Terbit: 17 January 2020
Ditulis oleh: Muhamad Nuramdani | Ditinjau oleh: dr. Antonius Hapindra Kasim

Akromegali adalah kondisi tubuh kelebihan hormon pertumbuhan (growth hormon). Hal ini mengakibatkan bagian tubuh tumbuh berlebihan seperti pada tangan, kaki, dan wajah. Hal ini juga memengaruhi jantung dan tulang. Kelebihan hormon pertumbuhan yang lain adalah gigantisme.

Akromegali: Penyebab, Gejala, Pengobatan, dan Pencegahan

Perbedaannya, akromegali terjadi ketika epifisis tulang telah menutup (itu artinya tulang tidak lagi bertambah panjang dan seseorang tidak lagi bertambah tinggi) sehingga tulang yang bertumbuh pada akhirnya terlalu tebal, sedangkan pada gigantisme, hormon pertumbuhan yang berlebih terjadi sejak dari masa sebelum epifisis tulang menutup (itu artinya seseorang masih dapat bertambah tinggi) sehingga penderitanya akan semakin tinggi melebihi manusia normal seusianya.

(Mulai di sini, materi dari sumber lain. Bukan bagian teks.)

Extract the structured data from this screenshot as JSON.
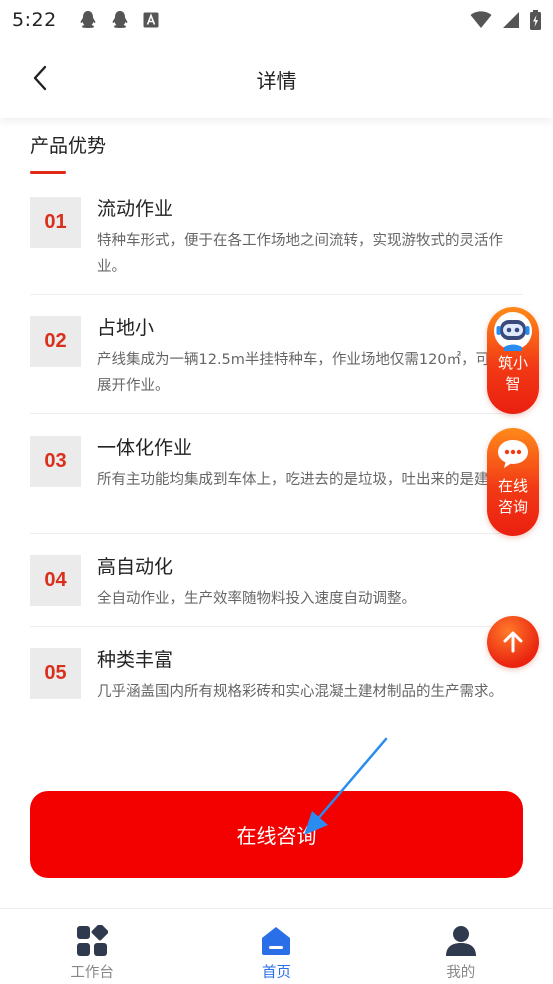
{
  "status_bar": {
    "time": "5:22"
  },
  "nav": {
    "title": "详情"
  },
  "section": {
    "title": "产品优势"
  },
  "features": [
    {
      "num": "01",
      "title": "流动作业",
      "desc": "特种车形式，便于在各工作场地之间流转，实现游牧式的灵活作业。"
    },
    {
      "num": "02",
      "title": "占地小",
      "desc": "产线集成为一辆12.5m半挂特种车，作业场地仅需120㎡，可随地展开作业。"
    },
    {
      "num": "03",
      "title": "一体化作业",
      "desc": "所有主功能均集成到车体上，吃进去的是垃圾，吐出来的是建材。"
    },
    {
      "num": "04",
      "title": "高自动化",
      "desc": "全自动作业，生产效率随物料投入速度自动调整。"
    },
    {
      "num": "05",
      "title": "种类丰富",
      "desc": "几乎涵盖国内所有规格彩砖和实心混凝土建材制品的生产需求。"
    }
  ],
  "floating": {
    "assistant_label": "筑小智",
    "consult_label": "在线咨询"
  },
  "consult_button": {
    "label": "在线咨询"
  },
  "tabs": [
    {
      "label": "工作台"
    },
    {
      "label": "首页"
    },
    {
      "label": "我的"
    }
  ],
  "colors": {
    "accent_red": "#f30000",
    "tab_active": "#2a6fe8",
    "number_red": "#d9301c"
  }
}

Ada beberapa pengobatan untuk akromegali, dan setiap kasusnya berbeda. Dalam kebanyakan kasus, pengobatan seharusnya dibutuhkan sebelum pasien memiliki gejala akromegali. Kebanyakan orang yang mengalami akromegali berusia dewasa. Jika anak-anak bermasalah dengan produksi hormon pertumbuhan yang terlalu banyak, kondisi demikian disebut dengan gigantisme.

Penyebab Akromegali

Penyebab paling sering dari kondisi ini adalah tumor jinak di kelenjar hipofisis, yang terletak di bawah otak. Tumor hipofisis ini bukanlah kanker. Karena tumor inilah maka tubuh membuat terlalu banyak hormon pertumbuhan. Dalam kebanyakan kasus, tumor adalah adenoma kelenjar hipofisis.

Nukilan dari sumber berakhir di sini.